Things could go either way. The secular world's accepted wisdom is that people are mostly fed up with religion, but quite interested in spirituality. That means we all want to attune ourselves to values beyond material success and access our deepest resources to achieve a deeper personal satisfaction. But we want nothing to do with doctrinal formulae or external authority that is viewed as oppressive or even abusive. The Church could respond to this by accentuating what the document calls "the solid richness of the spiritual, ascetic and mystical patrimony of Christianity, which many Catholics do not know adequately". And in the spirit of the Second Vatican Council it could open itself to dialogue with the world on what is good and bad within the New Age.
Or it may go for the lumping-it-all-together, slippery-slope approach and start banning things which it sees as misguided or which never expose us to any reality beyond ourselves. Christianity is essentially the story of how one human life was made the vehicle of divine action through which human lives are potentially changed once and for all. To work it has to connect us with other people. It has to take us beyond ourselves, not merely deeper within.
Precedents offer little help here. Take the example of Rome's relations with other mainstream religions. Vatican II declared that the "Catholic Church rejects nothing which is true and holy" in other religions which "often reflect a ray of that Truth which enlightens all men". And the Pope has invited representatives of many different faiths to pray with him in Assisi.
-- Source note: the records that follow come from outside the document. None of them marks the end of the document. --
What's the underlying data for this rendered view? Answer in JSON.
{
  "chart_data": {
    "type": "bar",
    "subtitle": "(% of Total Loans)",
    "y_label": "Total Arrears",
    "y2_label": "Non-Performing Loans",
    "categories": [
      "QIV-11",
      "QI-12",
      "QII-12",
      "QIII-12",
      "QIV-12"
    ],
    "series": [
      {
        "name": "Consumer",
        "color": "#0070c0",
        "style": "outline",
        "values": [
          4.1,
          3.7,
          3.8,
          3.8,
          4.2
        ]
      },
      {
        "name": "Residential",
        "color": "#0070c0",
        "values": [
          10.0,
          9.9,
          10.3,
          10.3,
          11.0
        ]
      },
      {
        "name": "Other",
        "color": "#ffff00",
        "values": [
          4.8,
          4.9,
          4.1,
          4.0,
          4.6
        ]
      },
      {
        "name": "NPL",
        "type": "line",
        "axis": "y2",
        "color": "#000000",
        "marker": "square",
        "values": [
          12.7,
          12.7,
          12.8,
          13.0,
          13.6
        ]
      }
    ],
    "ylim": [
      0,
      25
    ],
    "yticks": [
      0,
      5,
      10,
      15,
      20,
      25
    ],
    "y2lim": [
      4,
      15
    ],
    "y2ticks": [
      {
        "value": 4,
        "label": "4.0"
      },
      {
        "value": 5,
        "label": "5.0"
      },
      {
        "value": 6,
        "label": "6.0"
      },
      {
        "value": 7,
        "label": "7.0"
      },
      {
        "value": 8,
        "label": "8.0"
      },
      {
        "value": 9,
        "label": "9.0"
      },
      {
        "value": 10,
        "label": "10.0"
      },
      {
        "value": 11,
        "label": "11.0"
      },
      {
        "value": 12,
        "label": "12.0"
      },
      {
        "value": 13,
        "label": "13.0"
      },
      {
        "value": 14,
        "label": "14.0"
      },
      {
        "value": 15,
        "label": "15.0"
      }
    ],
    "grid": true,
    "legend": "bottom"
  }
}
Yet in 2000, in his document on the new millennium, Tertio Millennio Adveniente, he warned that "care will always have be taken not to cause harmful misunderstandings, avoiding the risk of syncretism and of a facile and deceptive irenicism". To get his meaning across more plainly he soon afterwards excommunicated a priest from Sri Lanka, Father Tissa Balasuriya, who had been engaged in dialogue with Hindus and Buddhists - and who, in Rome's eyes, clearly went too far.
Paradox, in so many areas, is one of the hallmarks of this papacy. The key question is, will the dying Pope see in the New Age an opportunity or a threat?